こうやって再び意識が戻っても…僕は何をするともなく…すわり続けてただただ呆然としていた…何もしないでいると自然に涙がこぼれてきた。
「うっ…」
涙を止めるものが見つからなかった…墓石にすがって泣いていた。
そして再び夜が来た…僕はまだここから動けないでいた…。そしてひとりごとのようにこう呟いた…
「ねぇ…蔡謙…、僕はどうすれば…どうすればいい?」
もちろん返事は返ってこない…筈だった…が…。
…どくん…。
「…え?」
僕の脈とはまた別の鼓動を感じた…僕の…お腹からだ…新しい命が確実に私の中にいる…。
「蔡謙…、そうだね…。蔡謙、あなたは…私の中にいたんだね…。あなた…ふふふ…。」




 前方からまた騎兵がやってきた。その数5…また捜索に出ていたのだろう。
その騎兵は自軍の亡骸を見ると恐れおののいた。そしてその前には一人の少女が細身の剣を構えて立っていた…。

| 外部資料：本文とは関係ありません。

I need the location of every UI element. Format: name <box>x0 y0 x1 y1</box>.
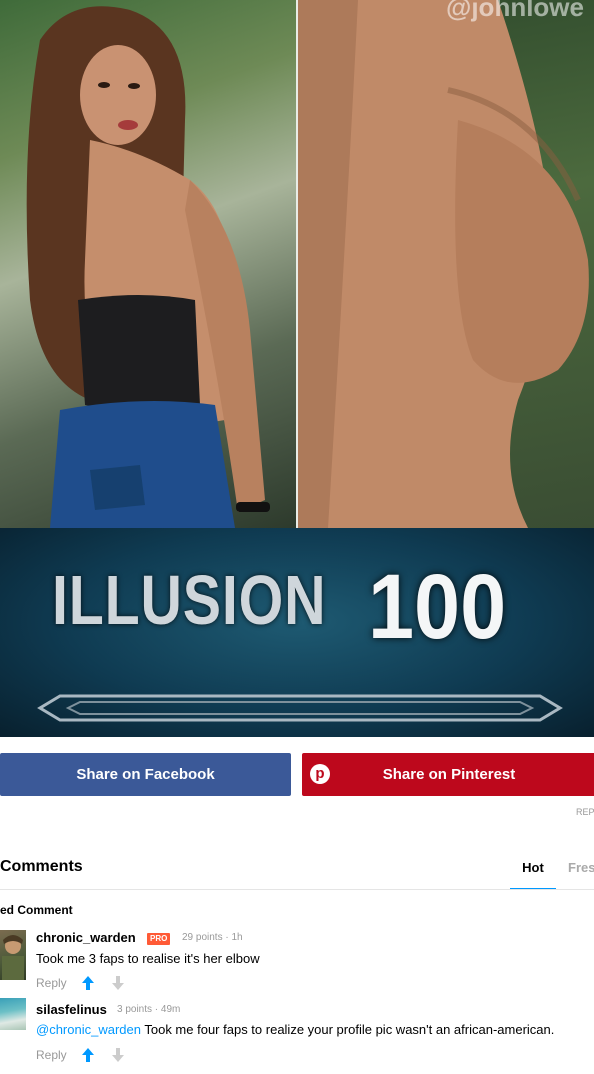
post-image: @johnlowe ILLUSION 100 <box>0 0 594 737</box>
upvote-icon[interactable] <box>82 1048 94 1062</box>
photo-right-panel <box>298 0 594 528</box>
avatar-image <box>2 935 24 980</box>
photo-left-panel <box>0 0 296 528</box>
tab-hot[interactable]: Hot <box>510 858 556 890</box>
woman-photo <box>26 6 270 528</box>
comment-body: Took me four faps to realize your profil… <box>140 1022 555 1037</box>
comment-username[interactable]: silasfelinus <box>36 1002 107 1017</box>
featured-comment-label: ed Comment <box>0 903 73 917</box>
skill-name-text: ILLUSION <box>52 561 327 639</box>
mention-link[interactable]: @chronic_warden <box>36 1022 141 1037</box>
skill-level-text: 100 <box>368 556 507 658</box>
comment-meta: 3 points · 49m <box>117 1004 181 1015</box>
upvote-icon[interactable] <box>82 976 94 990</box>
share-pinterest-button[interactable]: p Share on Pinterest <box>302 753 594 796</box>
share-pinterest-label: Share on Pinterest <box>382 766 516 783</box>
tab-fresh[interactable]: Fres <box>568 858 594 878</box>
reply-button[interactable]: Reply <box>36 976 67 990</box>
report-link[interactable]: REP <box>576 807 594 817</box>
comment-text: @chronic_warden Took me four faps to rea… <box>36 1022 554 1037</box>
comment-text: Took me 3 faps to realise it's her elbow <box>36 951 260 966</box>
downvote-icon[interactable] <box>112 976 124 990</box>
watermark-text: @johnlowe <box>445 0 584 22</box>
comments-divider <box>0 889 594 890</box>
comment-username[interactable]: chronic_warden <box>36 930 136 945</box>
comment-meta: 29 points · 1h <box>182 932 243 943</box>
pro-badge: PRO <box>147 933 171 945</box>
reply-button[interactable]: Reply <box>36 1048 67 1062</box>
downvote-icon[interactable] <box>112 1048 124 1062</box>
pinterest-icon: p <box>310 764 330 784</box>
share-facebook-label: Share on Facebook <box>76 766 215 783</box>
share-facebook-button[interactable]: Share on Facebook <box>0 753 291 796</box>
comments-title: Comments <box>0 858 83 875</box>
elbow-closeup <box>298 0 589 528</box>
avatar[interactable] <box>0 930 26 980</box>
avatar[interactable] <box>0 998 26 1030</box>
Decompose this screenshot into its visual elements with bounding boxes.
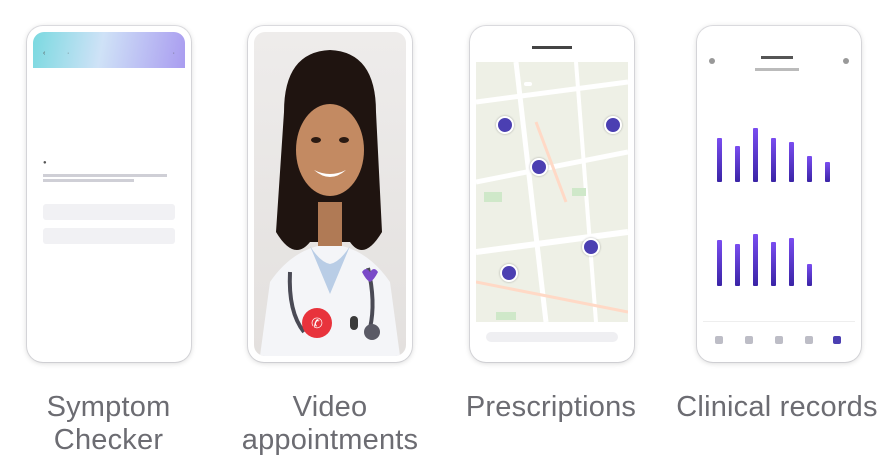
caption-line: Clinical records <box>676 391 878 423</box>
map-pin-icon[interactable] <box>530 158 548 176</box>
bar <box>753 234 758 286</box>
search-input[interactable] <box>486 332 618 342</box>
video-appointment-phone: ✆ <box>248 26 412 362</box>
page-title <box>761 56 793 59</box>
bar <box>789 142 794 182</box>
symptom-checker-phone: ‹ · · ● <box>27 26 191 362</box>
bar <box>753 128 758 182</box>
pharmacy-map-screen <box>476 32 628 356</box>
records-icon[interactable] <box>805 336 813 344</box>
video-call-screen: ✆ <box>254 32 406 356</box>
answer-option-2[interactable] <box>43 228 175 244</box>
question-text <box>43 172 173 184</box>
bar <box>771 138 776 182</box>
caption-line: Checker <box>53 424 164 456</box>
microphone-icon[interactable] <box>350 316 358 330</box>
map[interactable] <box>476 61 628 323</box>
health-records-screen <box>703 32 855 356</box>
phone-hangup-icon[interactable]: ✆ <box>302 308 332 338</box>
gradient-header: ‹ · · <box>33 32 185 68</box>
caption-line: Video <box>292 391 368 423</box>
caption-line: Prescriptions <box>465 391 637 423</box>
caption-clinical-records: Clinical records <box>661 391 893 424</box>
bar <box>717 138 722 182</box>
bar <box>771 242 776 286</box>
caption-prescriptions: Prescriptions <box>453 391 649 424</box>
bot-avatar: ● <box>43 160 47 166</box>
map-streets <box>476 61 628 323</box>
profile-icon[interactable] <box>833 336 841 344</box>
caption-video-appointments: Video appointments <box>232 391 428 457</box>
clinical-records-phone <box>697 26 861 362</box>
date-selector[interactable] <box>755 68 799 71</box>
map-pin-icon[interactable] <box>496 116 514 134</box>
back-icon: ‹ <box>43 50 46 57</box>
bar <box>789 238 794 286</box>
check-icon[interactable] <box>775 336 783 344</box>
home-icon[interactable] <box>715 336 723 344</box>
feature-showcase: ‹ · · ● ✆ Symptom Checker Video appointm… <box>0 0 894 457</box>
map-header <box>476 32 628 62</box>
records-header <box>703 32 855 80</box>
bar <box>735 146 740 182</box>
prescriptions-phone <box>470 26 634 362</box>
caption-symptom-checker: Symptom Checker <box>26 391 191 457</box>
map-pin-icon[interactable] <box>582 238 600 256</box>
symptom-checker-screen: ‹ · · ● <box>33 32 185 356</box>
map-footer <box>476 322 628 356</box>
caption-line: Symptom <box>46 391 171 423</box>
bar <box>807 264 812 286</box>
menu-icon: · <box>67 50 70 57</box>
answer-option-1[interactable] <box>43 204 175 220</box>
doctor-video-feed <box>254 32 406 356</box>
settings-icon[interactable] <box>843 58 849 64</box>
nearby-pharmacy-chip[interactable] <box>524 82 532 86</box>
bar <box>735 244 740 286</box>
bottom-nav <box>703 321 855 356</box>
caption-line: appointments <box>241 424 419 456</box>
appointments-icon[interactable] <box>745 336 753 344</box>
bar <box>717 240 722 286</box>
bar <box>807 156 812 182</box>
close-icon: · <box>172 50 175 57</box>
bar <box>825 162 830 182</box>
map-pin-icon[interactable] <box>604 116 622 134</box>
map-pin-icon[interactable] <box>500 264 518 282</box>
doctor-image <box>260 50 400 356</box>
back-icon[interactable] <box>709 58 715 64</box>
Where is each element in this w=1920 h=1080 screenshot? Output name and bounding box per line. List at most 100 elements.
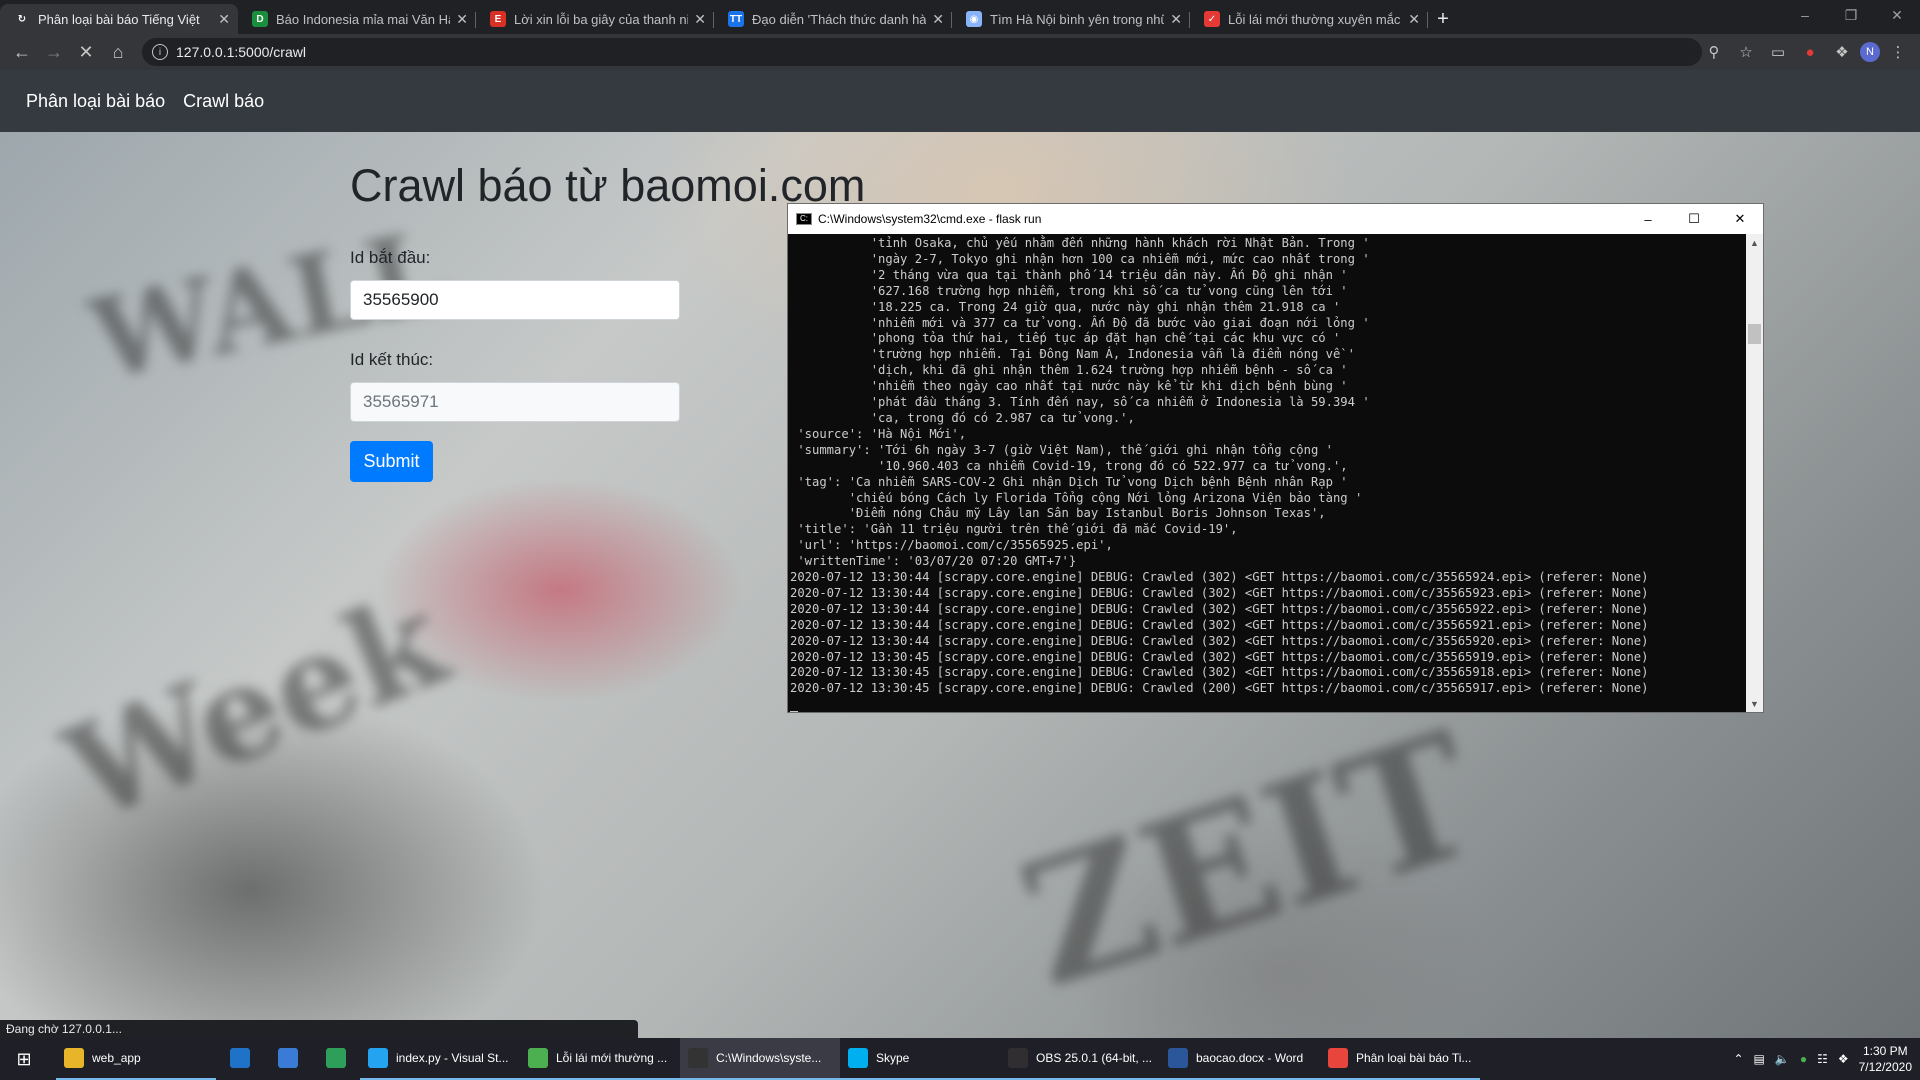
scroll-up-icon[interactable]: ▲: [1746, 234, 1763, 251]
minimize-icon[interactable]: –: [1782, 0, 1828, 30]
cmd-output-line: 'writtenTime': '03/07/20 07:20 GMT+7'}: [790, 554, 1077, 569]
tab-close-icon[interactable]: ✕: [694, 11, 706, 28]
extension-red-icon[interactable]: ●: [1796, 38, 1824, 66]
taskbar-item-label: baocao.docx - Word: [1196, 1051, 1304, 1065]
cmd-titlebar[interactable]: C: C:\Windows\system32\cmd.exe - flask r…: [788, 204, 1763, 234]
taskbar-item[interactable]: [312, 1038, 360, 1080]
cmd-output-line: 2020-07-12 13:30:45 [scrapy.core.engine]…: [790, 649, 1649, 664]
window-controls: – ❐ ✕: [1782, 0, 1920, 30]
zoom-icon[interactable]: ⚲: [1700, 38, 1728, 66]
taskbar: ⊞ web_app index.py - Visual St... Lỗi lái …: [0, 1038, 1920, 1080]
browser-tab[interactable]: TT Đạo diễn 'Thách thức danh hài' b ✕: [714, 4, 952, 34]
windows-start-icon[interactable]: ⊞: [0, 1038, 48, 1080]
cmd-scrollbar[interactable]: ▲ ▼: [1746, 234, 1763, 712]
clock[interactable]: 1:30 PM 7/12/2020: [1859, 1043, 1912, 1075]
store-icon: [278, 1048, 298, 1068]
tab-close-icon[interactable]: ✕: [218, 11, 230, 28]
taskbar-item-label: index.py - Visual St...: [396, 1051, 509, 1065]
pocket-icon[interactable]: ▭: [1764, 38, 1792, 66]
taskbar-item[interactable]: web_app: [56, 1038, 216, 1080]
cmd-output-line: 2020-07-12 13:30:45 [scrapy.core.engine]…: [790, 665, 1649, 680]
cmd-output-line: '627.168 trường hợp nhiễm, trong khi số …: [790, 283, 1348, 298]
profile-avatar[interactable]: N: [1860, 42, 1880, 62]
cmd-app-icon: C:: [796, 213, 812, 225]
browser-tab[interactable]: ✓ Lỗi lái mới thường xuyên mắc ph ✕: [1190, 4, 1428, 34]
taskbar-item[interactable]: baocao.docx - Word: [1160, 1038, 1320, 1080]
stop-loading-icon[interactable]: ✕: [70, 36, 102, 68]
cmd-output-line: 'ngày 2-7, Tokyo ghi nhận hơn 100 ca nhi…: [790, 251, 1370, 266]
cmd-output-line: 'nhiễm theo ngày cao nhất tại nước này k…: [790, 379, 1348, 394]
scrollbar-thumb[interactable]: [1748, 324, 1761, 344]
forward-icon[interactable]: →: [38, 36, 70, 68]
taskbar-item[interactable]: Skype: [840, 1038, 1000, 1080]
cmd-output-line: '10.960.403 ca nhiễm Covid-19, trong đó …: [790, 458, 1348, 473]
cmd-output-line: 2020-07-12 13:30:44 [scrapy.core.engine]…: [790, 633, 1649, 648]
cmd-output-line: 2020-07-12 13:30:44 [scrapy.core.engine]…: [790, 601, 1649, 616]
minimize-icon[interactable]: –: [1625, 204, 1671, 234]
tab-close-icon[interactable]: ✕: [456, 11, 468, 28]
volume-icon[interactable]: 🔈: [1775, 1052, 1790, 1066]
cmd-output-line: 'chiếu bóng Cách ly Florida Tổng cộng Nớ…: [790, 490, 1363, 505]
toolbar-actions: ⚲ ☆ ▭ ● ❖ N ⋮: [1700, 38, 1912, 66]
extensions-puzzle-icon[interactable]: ❖: [1828, 38, 1856, 66]
close-icon[interactable]: ✕: [1717, 204, 1763, 234]
taskbar-item[interactable]: [264, 1038, 312, 1080]
home-icon[interactable]: ⌂: [102, 36, 134, 68]
browser-tab[interactable]: ↻ Phân loại bài báo Tiếng Việt ✕: [0, 4, 238, 34]
browser-tab[interactable]: E Lời xin lỗi ba giây của thanh niên ✕: [476, 4, 714, 34]
network-icon[interactable]: ☷: [1817, 1052, 1828, 1066]
tab-title: Báo Indonesia mỉa mai Văn Hậu: [276, 11, 450, 27]
taskbar-item[interactable]: C:\Windows\syste...: [680, 1038, 840, 1080]
submit-button[interactable]: Submit: [350, 441, 433, 482]
tab-close-icon[interactable]: ✕: [1408, 11, 1420, 28]
taskbar-item-label: OBS 25.0.1 (64-bit, ...: [1036, 1051, 1152, 1065]
tray-notes-icon[interactable]: ▤: [1754, 1052, 1765, 1066]
scroll-down-icon[interactable]: ▼: [1746, 695, 1763, 712]
bookmark-star-icon[interactable]: ☆: [1732, 38, 1760, 66]
cmd-output-line: 2020-07-12 13:30:44 [scrapy.core.engine]…: [790, 585, 1649, 600]
cmd-output-line: 'summary': 'Tới 6h ngày 3-7 (giờ Việt Na…: [790, 442, 1333, 457]
browser-tab[interactable]: ◉ Tìm Hà Nội bình yên trong những ✕: [952, 4, 1190, 34]
cmd-window-controls: – ☐ ✕: [1625, 204, 1763, 234]
chrome-icon: [1328, 1048, 1348, 1068]
nav-link-crawl[interactable]: Crawl báo: [183, 91, 264, 112]
cmd-output-line: 2020-07-12 13:30:44 [scrapy.core.engine]…: [790, 570, 1649, 585]
loading-spinner-icon: ↻: [17, 13, 27, 25]
cmd-output-line: 'title': 'Gần 11 triệu người trên thế gi…: [790, 522, 1238, 537]
taskbar-item[interactable]: OBS 25.0.1 (64-bit, ...: [1000, 1038, 1160, 1080]
taskbar-item[interactable]: Phân loại bài báo Ti...: [1320, 1038, 1480, 1080]
maximize-icon[interactable]: ☐: [1671, 204, 1717, 234]
cmd-output-line: 'nhiễm mới và 377 ca tử vong. Ấn Độ đã b…: [790, 315, 1370, 330]
close-window-icon[interactable]: ✕: [1874, 0, 1920, 30]
cmd-window[interactable]: C: C:\Windows\system32\cmd.exe - flask r…: [787, 203, 1764, 713]
dropbox-icon[interactable]: ❖: [1838, 1052, 1849, 1066]
taskbar-item-label: Phân loại bài báo Ti...: [1356, 1051, 1472, 1065]
site-info-icon[interactable]: i: [152, 44, 168, 60]
cmd-output-line: 'phong tỏa thứ hai, tiếp tục áp đặt hạn …: [790, 331, 1341, 346]
cmd-title: C:\Windows\system32\cmd.exe - flask run: [818, 212, 1042, 226]
taskbar-item[interactable]: index.py - Visual St...: [360, 1038, 520, 1080]
taskbar-item-label: web_app: [92, 1051, 141, 1065]
cmd-output-line: 2020-07-12 13:30:44 [scrapy.core.engine]…: [790, 617, 1649, 632]
system-tray: ⌃ ▤ 🔈 ● ☷ ❖ 1:30 PM 7/12/2020: [1733, 1038, 1912, 1080]
tab-close-icon[interactable]: ✕: [1170, 11, 1182, 28]
tray-shield-icon[interactable]: ●: [1800, 1052, 1807, 1066]
restore-icon[interactable]: ❐: [1828, 0, 1874, 30]
taskbar-item[interactable]: [216, 1038, 264, 1080]
address-bar[interactable]: i 127.0.0.1:5000/crawl: [142, 38, 1702, 66]
taskbar-item[interactable]: Lỗi lái mới thường ...: [520, 1038, 680, 1080]
start-id-input[interactable]: [350, 280, 680, 320]
taskbar-item-label: C:\Windows\syste...: [716, 1051, 822, 1065]
new-tab-button[interactable]: +: [1428, 4, 1458, 34]
browser-tab[interactable]: D Báo Indonesia mỉa mai Văn Hậu ✕: [238, 4, 476, 34]
tray-chevron-icon[interactable]: ⌃: [1733, 1052, 1743, 1066]
cmd-output-line: 'trường hợp nhiễm. Tại Đông Nam Á, Indon…: [790, 347, 1355, 362]
nav-link-classify[interactable]: Phân loại bài báo: [26, 91, 165, 112]
tt-favicon-icon: TT: [728, 11, 744, 27]
tab-close-icon[interactable]: ✕: [932, 11, 944, 28]
back-icon[interactable]: ←: [6, 36, 38, 68]
cmd-output-line: '2 tháng vừa qua tại thành phố 14 triệu …: [790, 267, 1348, 282]
globe-favicon-icon: ◉: [966, 11, 982, 27]
end-id-input[interactable]: [350, 382, 680, 422]
menu-kebab-icon[interactable]: ⋮: [1884, 38, 1912, 66]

その姿を確認するなりますます騎兵は恐れた…そして少女は踊るようにして飛び掛り、あっという間に5人のうち2人を屠った。
逃げ出す残り3騎…口々に化け物だ…と叫びながら…。


 少女は自分で気がつかなかったのだろうか…いや、気がつくはずが無いのだ…自らの口内を朱に染める血が誰のものであるか…
それは愛するが故の独占欲に近いものが生んだ現象…悲劇であるということを…。
彼女は一生、それには気がつかないだろう…いや、知るべきではないのだろう。
そしてこのままではその過ちを犯し続ける…歯止めが必要なのだ、彼女には…しかしそれが何なのかはわからない。